Ask your programmer friend what he thinks of the laws regarding software and protection.
i have been a hardware designer for more than 2 decades, designing in electronic medium. in that time, i've imagined and produced many unique designs and methods. i have worked for large corps and myself. absolutely no copyright laws 'protect' my work. sure, you might say that i am paid for it by the immediate employer/customer. but i could argue that those that copy are not only getting paid too, but becoming my competition. if i had royalties for all my ideas that have been copied, i'd be richer than any rock star. and what about the countless number of stateside employees that have 'trained' oversees counterparts only to be laid off afterwards? Corporations scream infringement and sue constantly, but the individuals get 'ripped off' everyday.

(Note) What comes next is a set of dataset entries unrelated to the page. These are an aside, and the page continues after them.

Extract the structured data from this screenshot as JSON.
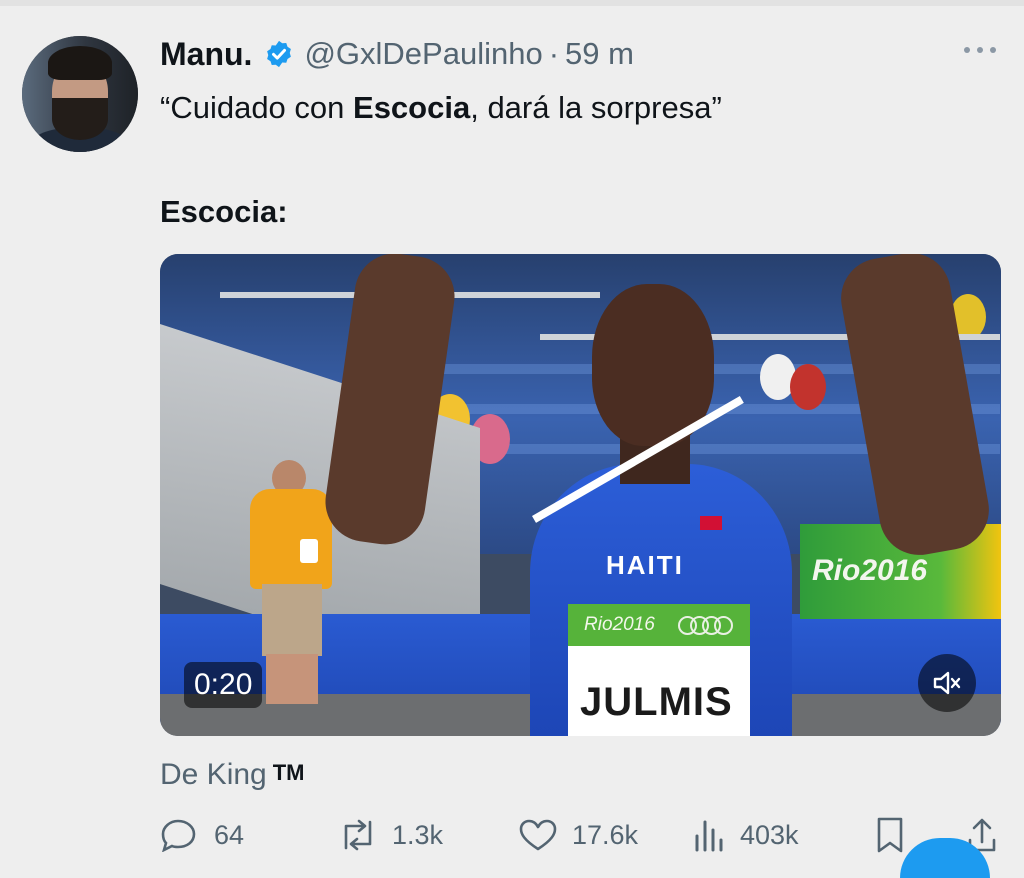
{
  "author": {
    "display_name": "Manu.",
    "handle": "@GxlDePaulinho",
    "separator": "·",
    "time": "59 m",
    "verified": true
  },
  "tweet": {
    "line1_prefix": "“Cuidado con ",
    "line1_bold": "Escocia",
    "line1_suffix": ", dará la sorpresa”",
    "line2": "Escocia:"
  },
  "media": {
    "duration": "0:20",
    "bib_name": "JULMIS",
    "singlet_text": "HAITI",
    "bib_event": "Rio2016",
    "board_text": "Rio2016",
    "muted": true
  },
  "source": {
    "label": "De King",
    "mark": "TM"
  },
  "actions": {
    "replies": "64",
    "reposts": "1.3k",
    "likes": "17.6k",
    "views": "403k"
  },
  "icons": {
    "verified": "verified-badge-icon",
    "more": "more-icon",
    "mute": "mute-icon",
    "reply": "reply-icon",
    "repost": "repost-icon",
    "like": "like-icon",
    "views": "views-icon",
    "bookmark": "bookmark-icon",
    "share": "share-icon"
  },
  "colors": {
    "accent": "#1d9bf0",
    "text": "#0f1419",
    "secondary": "#536471",
    "background": "#eeeeee"
  }
}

and then there's the 'other country' issue. why should another competing country get all our 'work' (including music) free of charge and penalty just because their gov't doesn't prevent it? it gives them an unfair advantage, that's why. so internal citizens are restrained while foreigners have all they want.

anyways, i used to think that intent (music copyright infringement) was a consideration, but i thought i heard that it is not. intent surely needs to be considered, but how is it proven (in real life)? with modern music production and styles, how can anyone avoid producing a similarity?!? so we need to be afraid of being sued for that? or, heaven forbid, if you quote something such as a national folk song.